The passenger, EM Hutchinson, was bombarded with questions. He remarked it was really cold up there even with two overcoats on and didn't feel sick by the swaying sensation. An air pocket had caused the aeroplane to rapidly drop 1000 feet but he didn't know about this until the pilot told him afterwards. He could not communicate to the pilot because of the noise of the engine and "felt quite deaf after his experience".
He then went off to wire his wife to say he made it safely to his destination.
After the mail had been handed over for delivery to Napier, a homing pigeon lent by Mr R C Sachs of Gisborne was released to carry a message to Gisborne announcing the safe arrival.
While the plane arrived safely, it appears the pigeon did not make it back home. Another pigeon was earlier released over Wairoa while in flight. It is thought this was the first time a pigeon had been used in connection with an aeroplane in flight. Pigeons were used by aviators in case of a mishap or accident in a far-flung place to send a message for help.
In the afternoon, the crowd had grown to more than 1000 people, and George Bolt charged people for joy rides - circling around Hastings, Havelock North and towards Napier.
A farm in Longlands became the base for more joy rides in the coming days, which were piloted by Captain (Richard) Dick Russell. The cost of a flight was five guineas – which is around $440 today.

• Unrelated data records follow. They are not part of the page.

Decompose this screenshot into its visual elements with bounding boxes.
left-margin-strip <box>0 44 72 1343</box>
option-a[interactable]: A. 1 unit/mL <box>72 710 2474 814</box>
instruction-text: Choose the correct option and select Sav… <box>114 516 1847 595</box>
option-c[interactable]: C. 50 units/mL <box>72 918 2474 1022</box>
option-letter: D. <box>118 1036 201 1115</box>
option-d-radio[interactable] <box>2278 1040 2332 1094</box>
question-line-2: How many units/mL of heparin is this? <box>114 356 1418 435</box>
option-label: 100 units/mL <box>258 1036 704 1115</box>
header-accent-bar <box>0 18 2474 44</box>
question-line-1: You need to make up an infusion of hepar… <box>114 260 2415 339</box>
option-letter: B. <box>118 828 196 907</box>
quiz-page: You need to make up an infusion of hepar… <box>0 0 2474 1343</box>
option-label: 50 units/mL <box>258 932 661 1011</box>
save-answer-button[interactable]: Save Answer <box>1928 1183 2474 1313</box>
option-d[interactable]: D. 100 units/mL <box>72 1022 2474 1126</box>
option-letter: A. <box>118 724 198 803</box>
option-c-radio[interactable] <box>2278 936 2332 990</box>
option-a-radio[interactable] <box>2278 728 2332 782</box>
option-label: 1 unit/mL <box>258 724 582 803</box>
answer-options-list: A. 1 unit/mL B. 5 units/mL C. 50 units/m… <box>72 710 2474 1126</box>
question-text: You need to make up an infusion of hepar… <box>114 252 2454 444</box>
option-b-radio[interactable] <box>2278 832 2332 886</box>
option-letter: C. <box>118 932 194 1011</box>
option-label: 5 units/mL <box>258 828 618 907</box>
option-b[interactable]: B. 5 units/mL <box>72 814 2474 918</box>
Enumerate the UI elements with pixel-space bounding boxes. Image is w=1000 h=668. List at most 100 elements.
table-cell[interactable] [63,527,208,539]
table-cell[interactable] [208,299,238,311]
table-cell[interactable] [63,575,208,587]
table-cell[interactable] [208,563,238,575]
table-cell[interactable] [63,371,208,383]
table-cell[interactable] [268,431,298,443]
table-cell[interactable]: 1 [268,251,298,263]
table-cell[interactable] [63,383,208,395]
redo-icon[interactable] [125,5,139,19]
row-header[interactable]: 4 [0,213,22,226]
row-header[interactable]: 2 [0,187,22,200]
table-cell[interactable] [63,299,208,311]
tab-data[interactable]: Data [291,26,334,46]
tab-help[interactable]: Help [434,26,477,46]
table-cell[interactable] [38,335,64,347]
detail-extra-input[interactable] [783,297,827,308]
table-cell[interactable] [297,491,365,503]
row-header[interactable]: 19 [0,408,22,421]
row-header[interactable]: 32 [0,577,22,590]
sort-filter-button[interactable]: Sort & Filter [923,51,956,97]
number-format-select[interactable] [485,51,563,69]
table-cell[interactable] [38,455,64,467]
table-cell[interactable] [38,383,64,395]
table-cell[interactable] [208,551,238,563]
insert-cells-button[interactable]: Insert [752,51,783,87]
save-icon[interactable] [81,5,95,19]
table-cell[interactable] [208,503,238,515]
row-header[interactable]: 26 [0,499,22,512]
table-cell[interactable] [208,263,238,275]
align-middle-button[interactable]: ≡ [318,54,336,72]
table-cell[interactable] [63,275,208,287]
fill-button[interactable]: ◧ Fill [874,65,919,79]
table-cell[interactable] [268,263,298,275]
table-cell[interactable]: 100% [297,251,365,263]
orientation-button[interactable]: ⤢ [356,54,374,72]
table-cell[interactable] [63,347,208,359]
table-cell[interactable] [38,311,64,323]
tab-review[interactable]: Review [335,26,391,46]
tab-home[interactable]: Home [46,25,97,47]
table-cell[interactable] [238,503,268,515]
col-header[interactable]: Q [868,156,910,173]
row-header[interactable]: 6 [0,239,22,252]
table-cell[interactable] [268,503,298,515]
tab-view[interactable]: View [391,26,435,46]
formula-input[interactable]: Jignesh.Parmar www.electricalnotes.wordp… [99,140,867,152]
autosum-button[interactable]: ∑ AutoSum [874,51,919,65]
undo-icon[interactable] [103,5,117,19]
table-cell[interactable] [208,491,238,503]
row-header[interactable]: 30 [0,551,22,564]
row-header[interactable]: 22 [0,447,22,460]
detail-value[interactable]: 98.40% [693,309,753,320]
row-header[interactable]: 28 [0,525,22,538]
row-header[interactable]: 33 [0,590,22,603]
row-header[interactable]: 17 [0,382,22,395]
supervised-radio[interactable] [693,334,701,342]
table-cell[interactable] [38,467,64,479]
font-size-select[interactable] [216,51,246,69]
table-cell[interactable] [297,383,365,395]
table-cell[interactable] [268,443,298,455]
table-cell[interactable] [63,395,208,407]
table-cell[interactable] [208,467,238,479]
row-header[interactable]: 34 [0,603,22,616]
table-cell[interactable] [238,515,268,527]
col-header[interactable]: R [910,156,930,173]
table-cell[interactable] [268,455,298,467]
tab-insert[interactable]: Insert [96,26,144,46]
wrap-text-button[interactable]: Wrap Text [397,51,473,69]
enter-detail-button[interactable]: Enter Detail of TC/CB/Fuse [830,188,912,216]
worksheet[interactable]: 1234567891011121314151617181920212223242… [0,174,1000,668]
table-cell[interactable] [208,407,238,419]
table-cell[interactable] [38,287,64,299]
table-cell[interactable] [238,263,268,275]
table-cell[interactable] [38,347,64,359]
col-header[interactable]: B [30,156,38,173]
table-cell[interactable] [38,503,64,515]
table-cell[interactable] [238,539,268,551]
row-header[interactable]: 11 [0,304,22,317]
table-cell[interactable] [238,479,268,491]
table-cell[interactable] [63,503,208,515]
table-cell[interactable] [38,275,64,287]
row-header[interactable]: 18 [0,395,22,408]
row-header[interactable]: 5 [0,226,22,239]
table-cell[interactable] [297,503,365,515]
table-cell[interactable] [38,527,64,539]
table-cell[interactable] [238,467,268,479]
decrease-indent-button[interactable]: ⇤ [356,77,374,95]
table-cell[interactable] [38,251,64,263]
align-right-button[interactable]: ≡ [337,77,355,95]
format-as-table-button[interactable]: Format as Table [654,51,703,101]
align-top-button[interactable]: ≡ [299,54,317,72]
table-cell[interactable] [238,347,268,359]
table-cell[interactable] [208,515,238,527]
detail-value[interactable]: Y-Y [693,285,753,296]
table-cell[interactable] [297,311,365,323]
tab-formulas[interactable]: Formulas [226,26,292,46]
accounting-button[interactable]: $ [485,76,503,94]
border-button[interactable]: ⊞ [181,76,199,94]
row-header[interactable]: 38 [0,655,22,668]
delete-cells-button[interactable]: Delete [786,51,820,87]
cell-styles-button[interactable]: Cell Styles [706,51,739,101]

In October that year, 26-year-old Captain Dick Russell flew the Walsh Brothers' 100-horsepower Avro aeroplane direct from Napier to Masterton in pouring rain, in high wind over the Wairarapa. The photo shown is likely this event taken as it was taken in Napier in 1920 by Selby D'Ath, a pupil at Napier Boys' High School.
Russell left Napier at 10.40am, arriving at Hastings 10.45 am, Waipawa at 11am, Dannevirke at 11.33am, Pahiatua at 11.37am and Masterton at 12 noon.
On November 11, Armistice Day, in New Plymouth, Russell set off for a flight in the Avro with passengers 42-year-old New Plymouth mayor James Clarke and 26-year-old chemist Kathleen Warnock.
While descending towards the racecourse the engine lost power, stalling at 200 feet (61m) and a gust of wind then put the aeroplane into a spin before crashing into a paddock short of the racecourse. All were killed.
New Plymouth went into mourning, with the town cancelling events.
Clarke was set to resign the mayoralty that night to concentrate on his business. He left a widow and two young children.
Warnock had just qualified as a chemist and was employed by a pharmacy.
Russell was the holder of the Distinguished Flying Cross for service during World War I in Europe in the bombing squadron. He joined the Walsh Brothers' flying school in August 1919.
Hastings mayor, George Ebbett, sent a letter of condolence to the widow of James Clarke and the town clerk of New Plymouth.
In October I will feature the first landing commercial strip and attempt at a commercial airline in Hawke's Bay, based in Hastings, complete with an extremely rare photograph.